Lencar didn't try to sever the rune. He didn't want to break the clamp while it was still inside Mars. If he shattered the connection here, the volatile Fire gem might explode, or the resulting spiritual shockwave could permanently cripple the Diamond General. More importantly, Lencar wanted the rune intact. He needed the complete mechanism, not broken pieces.
He cupped his spectral hands around the entire cluster—the Pink Crystal Gem, the angry Red Fire Gem, and the complex, degrading silver geometric Rune binding them together.
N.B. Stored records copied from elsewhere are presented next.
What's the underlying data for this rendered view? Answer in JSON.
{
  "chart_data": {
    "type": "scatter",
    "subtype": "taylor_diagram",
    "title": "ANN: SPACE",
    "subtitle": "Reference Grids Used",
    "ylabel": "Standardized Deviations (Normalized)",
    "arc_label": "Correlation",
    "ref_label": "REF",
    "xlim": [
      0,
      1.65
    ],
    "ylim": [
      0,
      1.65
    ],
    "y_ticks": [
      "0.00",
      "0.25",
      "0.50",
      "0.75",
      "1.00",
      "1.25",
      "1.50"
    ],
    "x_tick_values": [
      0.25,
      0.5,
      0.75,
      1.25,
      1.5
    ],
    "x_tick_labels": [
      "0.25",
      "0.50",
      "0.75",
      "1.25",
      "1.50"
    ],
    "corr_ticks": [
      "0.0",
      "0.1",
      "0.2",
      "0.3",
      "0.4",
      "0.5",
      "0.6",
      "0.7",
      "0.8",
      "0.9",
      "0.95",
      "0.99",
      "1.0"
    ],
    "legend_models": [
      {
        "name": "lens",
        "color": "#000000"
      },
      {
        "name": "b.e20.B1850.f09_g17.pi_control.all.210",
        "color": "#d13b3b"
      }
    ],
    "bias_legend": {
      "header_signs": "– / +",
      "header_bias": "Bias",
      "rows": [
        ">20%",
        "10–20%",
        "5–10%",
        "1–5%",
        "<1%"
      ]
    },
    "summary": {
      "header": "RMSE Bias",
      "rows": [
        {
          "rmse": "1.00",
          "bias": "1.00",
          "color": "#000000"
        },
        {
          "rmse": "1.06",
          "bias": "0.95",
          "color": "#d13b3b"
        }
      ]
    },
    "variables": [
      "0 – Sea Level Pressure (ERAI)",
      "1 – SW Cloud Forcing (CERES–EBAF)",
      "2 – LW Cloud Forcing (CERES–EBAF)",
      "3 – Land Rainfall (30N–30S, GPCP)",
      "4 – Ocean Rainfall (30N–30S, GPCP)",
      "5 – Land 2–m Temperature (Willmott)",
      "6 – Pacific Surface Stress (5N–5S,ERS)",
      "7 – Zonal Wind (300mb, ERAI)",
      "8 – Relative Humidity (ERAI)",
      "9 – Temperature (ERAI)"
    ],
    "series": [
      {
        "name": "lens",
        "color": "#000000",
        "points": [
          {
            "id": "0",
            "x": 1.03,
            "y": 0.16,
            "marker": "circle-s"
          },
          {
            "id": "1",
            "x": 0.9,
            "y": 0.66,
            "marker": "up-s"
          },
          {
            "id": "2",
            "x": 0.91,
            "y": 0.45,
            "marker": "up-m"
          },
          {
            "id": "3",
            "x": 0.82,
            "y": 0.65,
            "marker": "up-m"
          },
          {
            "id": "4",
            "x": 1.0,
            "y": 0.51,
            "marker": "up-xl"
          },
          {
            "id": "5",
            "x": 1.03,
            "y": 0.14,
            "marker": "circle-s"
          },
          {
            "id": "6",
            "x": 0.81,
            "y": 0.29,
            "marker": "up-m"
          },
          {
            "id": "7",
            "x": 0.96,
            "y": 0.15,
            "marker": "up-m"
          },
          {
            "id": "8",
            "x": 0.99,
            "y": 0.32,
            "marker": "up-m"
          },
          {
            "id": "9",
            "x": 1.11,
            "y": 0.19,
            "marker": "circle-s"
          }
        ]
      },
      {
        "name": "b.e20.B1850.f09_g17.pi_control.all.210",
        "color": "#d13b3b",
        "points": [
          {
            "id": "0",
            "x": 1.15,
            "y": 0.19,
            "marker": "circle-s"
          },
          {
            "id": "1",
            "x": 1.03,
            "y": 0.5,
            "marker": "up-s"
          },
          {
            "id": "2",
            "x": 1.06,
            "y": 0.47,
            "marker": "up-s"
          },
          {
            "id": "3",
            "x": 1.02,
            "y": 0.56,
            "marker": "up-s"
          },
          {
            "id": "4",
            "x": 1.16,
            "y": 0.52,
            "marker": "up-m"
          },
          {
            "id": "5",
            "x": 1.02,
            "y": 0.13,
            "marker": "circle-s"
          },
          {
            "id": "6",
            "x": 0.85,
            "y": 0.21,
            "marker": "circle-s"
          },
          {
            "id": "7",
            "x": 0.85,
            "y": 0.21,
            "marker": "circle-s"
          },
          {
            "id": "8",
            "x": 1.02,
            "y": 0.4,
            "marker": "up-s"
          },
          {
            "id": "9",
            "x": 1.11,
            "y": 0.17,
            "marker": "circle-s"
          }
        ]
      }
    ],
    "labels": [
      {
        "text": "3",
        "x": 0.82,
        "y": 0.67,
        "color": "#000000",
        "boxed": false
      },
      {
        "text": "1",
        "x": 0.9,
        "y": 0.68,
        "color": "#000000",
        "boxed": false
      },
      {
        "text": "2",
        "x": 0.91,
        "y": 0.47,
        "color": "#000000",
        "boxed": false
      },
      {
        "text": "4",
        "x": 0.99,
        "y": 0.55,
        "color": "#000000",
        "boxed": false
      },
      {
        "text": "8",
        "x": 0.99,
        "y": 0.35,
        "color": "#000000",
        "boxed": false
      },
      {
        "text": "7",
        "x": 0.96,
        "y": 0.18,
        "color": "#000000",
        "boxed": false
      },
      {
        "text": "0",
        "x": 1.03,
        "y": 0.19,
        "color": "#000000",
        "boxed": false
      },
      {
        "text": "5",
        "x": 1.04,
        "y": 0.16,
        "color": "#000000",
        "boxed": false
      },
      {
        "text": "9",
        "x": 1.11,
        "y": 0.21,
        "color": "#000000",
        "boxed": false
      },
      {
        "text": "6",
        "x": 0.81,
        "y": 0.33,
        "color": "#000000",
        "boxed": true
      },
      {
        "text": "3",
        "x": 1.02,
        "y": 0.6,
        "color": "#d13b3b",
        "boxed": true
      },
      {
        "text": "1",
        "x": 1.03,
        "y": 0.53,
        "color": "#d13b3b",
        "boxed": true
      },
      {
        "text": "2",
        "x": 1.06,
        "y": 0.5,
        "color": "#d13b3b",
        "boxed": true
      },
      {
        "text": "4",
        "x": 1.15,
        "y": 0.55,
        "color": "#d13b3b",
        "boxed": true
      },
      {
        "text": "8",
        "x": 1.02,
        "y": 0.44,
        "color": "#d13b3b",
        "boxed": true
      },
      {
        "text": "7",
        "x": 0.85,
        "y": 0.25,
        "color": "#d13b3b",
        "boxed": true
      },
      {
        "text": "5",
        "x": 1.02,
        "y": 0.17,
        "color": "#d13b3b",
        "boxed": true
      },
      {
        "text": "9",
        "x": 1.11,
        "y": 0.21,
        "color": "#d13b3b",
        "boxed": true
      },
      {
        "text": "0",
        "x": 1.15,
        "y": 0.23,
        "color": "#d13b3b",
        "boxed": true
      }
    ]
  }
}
Lencar braced his soul, anchoring his immense Stage 3 presence in the grey mist.
And then, he pulled.
It wasn't a physical tug. There were no muscles involved in the Soul Space. It was a pure exertion of willpower, a contest of metaphysical gravity. Lencar commanded the cluster to leave its host and enter his own domain.
Instantly, he met fierce resistance.
While Mars's shattered soul offered no fight, the Rune itself rebelled.
This was Morris's masterpiece, a security measure designed to ensure the Diamond Kingdom's ultimate weapons couldn't be easily dismantled or stolen. The moment Lencar applied his spiritual gravity, the silver geometric lattice flared with a blinding, aggressive light. It dug its anchor points deeper into the Pink and Red gems, acting like a barbed hook fighting against a fishing line. The rune emitted a high-frequency spiritual screech, a localized defense mechanism attempting to shock Lencar's consciousness into releasing its grip.
"You think a dead man's lock is going to keep me out?" Lencar growled, his spectral form flashing with a sudden, intense blue-white brilliance as he doubled down on his focus.